La fin de la course visant à mettre au point un vaccin contre l'Ebola pourrait bien arriver trop tard pour enrayer l'épidémie qui sévit actuellement en Afrique de l'Ouest.

Malgré les débuts des essais cliniques de deux vaccins ces dernières semaines, il n'est pas dit que la population d'Afrique de l'Ouest pourra recevoir le vaccin en 2015.

«Le plan est qu'au cours du premier trimestre 2015 nous puissions avoir un vaccin très avancé qui a franchi la phase 2, que nous avons assez de données et que nous pouvons utiliser ce vaccin pour protéger le personnel de santé ou le personnel en première ligne», affirme à La Presse le Dr Mandy Kader Kondé, spécialiste des fièvres hémorragiques qui travaille à l'élaboration d'un plan de développement des vaccins à l'Organisation mondiale de la santé.

Mais la population, elle, devra se montrer un peu plus patiente.

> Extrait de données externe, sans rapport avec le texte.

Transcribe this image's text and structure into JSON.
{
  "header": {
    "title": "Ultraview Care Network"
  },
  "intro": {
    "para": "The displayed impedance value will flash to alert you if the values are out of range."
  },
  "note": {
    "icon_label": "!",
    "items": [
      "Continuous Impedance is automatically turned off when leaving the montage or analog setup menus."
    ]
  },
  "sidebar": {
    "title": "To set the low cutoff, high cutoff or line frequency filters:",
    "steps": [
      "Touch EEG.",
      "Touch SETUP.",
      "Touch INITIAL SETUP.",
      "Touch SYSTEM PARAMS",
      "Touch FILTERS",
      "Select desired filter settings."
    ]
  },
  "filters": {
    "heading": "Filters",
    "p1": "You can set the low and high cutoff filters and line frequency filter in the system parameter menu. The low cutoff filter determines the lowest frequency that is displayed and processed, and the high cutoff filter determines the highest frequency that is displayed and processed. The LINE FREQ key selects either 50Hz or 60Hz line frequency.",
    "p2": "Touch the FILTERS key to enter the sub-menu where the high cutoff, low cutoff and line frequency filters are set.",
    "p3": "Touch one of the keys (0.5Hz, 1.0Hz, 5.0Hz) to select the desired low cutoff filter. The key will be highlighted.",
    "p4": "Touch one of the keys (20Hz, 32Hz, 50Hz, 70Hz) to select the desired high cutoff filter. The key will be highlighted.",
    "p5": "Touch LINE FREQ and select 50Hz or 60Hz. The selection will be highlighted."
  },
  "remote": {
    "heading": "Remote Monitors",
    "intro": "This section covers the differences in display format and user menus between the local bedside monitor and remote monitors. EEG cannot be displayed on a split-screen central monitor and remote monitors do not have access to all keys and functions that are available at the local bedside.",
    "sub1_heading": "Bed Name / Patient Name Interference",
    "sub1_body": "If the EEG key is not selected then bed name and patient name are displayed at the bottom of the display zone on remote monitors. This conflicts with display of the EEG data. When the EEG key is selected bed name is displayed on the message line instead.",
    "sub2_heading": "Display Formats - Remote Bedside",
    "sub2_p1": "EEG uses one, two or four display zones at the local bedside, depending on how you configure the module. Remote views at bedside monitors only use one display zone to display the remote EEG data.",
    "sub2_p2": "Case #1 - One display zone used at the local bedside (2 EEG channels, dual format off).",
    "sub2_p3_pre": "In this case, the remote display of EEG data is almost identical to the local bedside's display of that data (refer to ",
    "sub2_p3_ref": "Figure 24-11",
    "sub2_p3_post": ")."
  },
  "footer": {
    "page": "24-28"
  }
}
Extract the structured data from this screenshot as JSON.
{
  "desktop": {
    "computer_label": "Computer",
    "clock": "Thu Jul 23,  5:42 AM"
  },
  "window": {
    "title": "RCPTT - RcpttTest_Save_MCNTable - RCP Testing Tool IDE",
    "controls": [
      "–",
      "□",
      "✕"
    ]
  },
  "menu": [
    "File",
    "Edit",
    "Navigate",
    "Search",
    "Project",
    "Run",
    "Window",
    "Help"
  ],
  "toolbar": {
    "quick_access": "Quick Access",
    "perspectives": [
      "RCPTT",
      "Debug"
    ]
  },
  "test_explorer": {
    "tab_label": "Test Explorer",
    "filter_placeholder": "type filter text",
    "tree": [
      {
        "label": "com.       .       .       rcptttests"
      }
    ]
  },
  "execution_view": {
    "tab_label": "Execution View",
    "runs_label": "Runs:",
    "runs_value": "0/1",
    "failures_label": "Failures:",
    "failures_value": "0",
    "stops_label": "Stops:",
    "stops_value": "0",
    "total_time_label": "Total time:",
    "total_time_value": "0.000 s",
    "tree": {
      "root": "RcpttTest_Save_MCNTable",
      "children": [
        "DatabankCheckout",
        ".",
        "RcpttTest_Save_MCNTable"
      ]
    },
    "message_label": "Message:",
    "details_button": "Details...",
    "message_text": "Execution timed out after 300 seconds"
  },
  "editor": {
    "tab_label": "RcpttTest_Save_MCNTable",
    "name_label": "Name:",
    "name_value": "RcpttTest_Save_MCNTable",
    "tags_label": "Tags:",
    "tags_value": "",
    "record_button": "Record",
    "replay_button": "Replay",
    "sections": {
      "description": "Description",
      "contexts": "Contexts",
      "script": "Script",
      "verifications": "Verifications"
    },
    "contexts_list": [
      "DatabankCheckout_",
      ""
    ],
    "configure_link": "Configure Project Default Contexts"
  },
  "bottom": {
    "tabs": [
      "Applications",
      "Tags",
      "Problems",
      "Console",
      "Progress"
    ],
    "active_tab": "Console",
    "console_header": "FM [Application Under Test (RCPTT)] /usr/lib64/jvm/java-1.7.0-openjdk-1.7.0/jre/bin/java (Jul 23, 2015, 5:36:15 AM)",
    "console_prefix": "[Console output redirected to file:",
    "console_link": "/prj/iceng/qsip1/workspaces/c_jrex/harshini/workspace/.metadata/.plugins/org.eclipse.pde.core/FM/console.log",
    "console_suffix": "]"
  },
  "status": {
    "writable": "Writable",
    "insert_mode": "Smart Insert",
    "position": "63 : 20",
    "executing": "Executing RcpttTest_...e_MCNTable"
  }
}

«Une fois que nous aurons tous les données et les homologations nécessaires dans les différentes agences de régulation, le reste suivra. Mais est-ce que la vaccination des populations se fera en 2015? On n'a pas encore un calendrier très précis», poursuit le médecin, de passage à Montréal vendredi.

Pas avant la fin 2015

La société pharmaceutique britannique GlaxoSmithKline, qui a commencé des essais cliniques de son vaccin il y a quelques semaines au Mali, au Royaume-Uni et aux États-Unis, a confirmé au réseau BBC vendredi que le vaccin arriverait «trop tard» pour l'épidémie actuelle, puisque les données complètes sur l'efficacité et l'innocuité ne seront pas prêtes avant la fin de l'année 2015.

De son côté, le Laboratoire national de microbiologie de santé publique du Canada à Winnipeg a donné le coup d'envoi à ses essais cliniques aux États-Unis, dimanche dernier. Le vaccin expérimental sera également envoyé à l'OMS lundi prochain pour d'autres essais auprès de 250 personnes en Europe et en Afrique.

«Je pense que le vaccin va permettre de réduire la mortalité d'une couche ciblée, c'est-à-dire sur le personnel de première ligne, mais je ne pense pas que fondamentalement, ça va changer les choses, parce qu'on ne peut pas utiliser un vaccin ou un médicament à grande échelle sans avoir obtenu toutes les données ou les autorisations nécessaires», souligne le docteur Kondé.

Et lorsqu'un sérum sera prêt à distribuer à grande échelle, un important travail de communication restera à faire pour convaincre les populations méfiantes de recevoir le vaccin.

«Les gens ont peur d'être des cobayes, tout va très vite, mais la population n'est pas rendue au même point que les scientifiques. Il faudra donc instaurer un dialogue, demander leur avis», estime le médecin qui est à la tête du Centre de formation et de recherche sur l'Ebola, notamment en Guinée.

Des mesures concrètes

Ces délais ne découragent pas le spécialiste, qui souligne que plusieurs mesures peuvent déjà être prises rapidement afin de juguler l'épidémie.

«Le renforcement de la surveillance épidémiologique, l'envoi de laboratoires mobiles, les études, la formation de travailleurs volontaires ou la création d'un corps d'épidémiologistes, ce sont des mesures concrètes que le Canada peut nous aider à mettre sur pied», a-t-il ajouté.

La ministre canadienne de la Santé a d'ailleurs annoncé vendredi une aide supplémentaire de 30 millions à la Mission des Nations unies pour l'action d'urgence contre Ebola pour répondre aux besoins immédiats dans cette épidémie. Cette aide s'ajoute aux 35 millions déjà promis pour lutter contre le virus.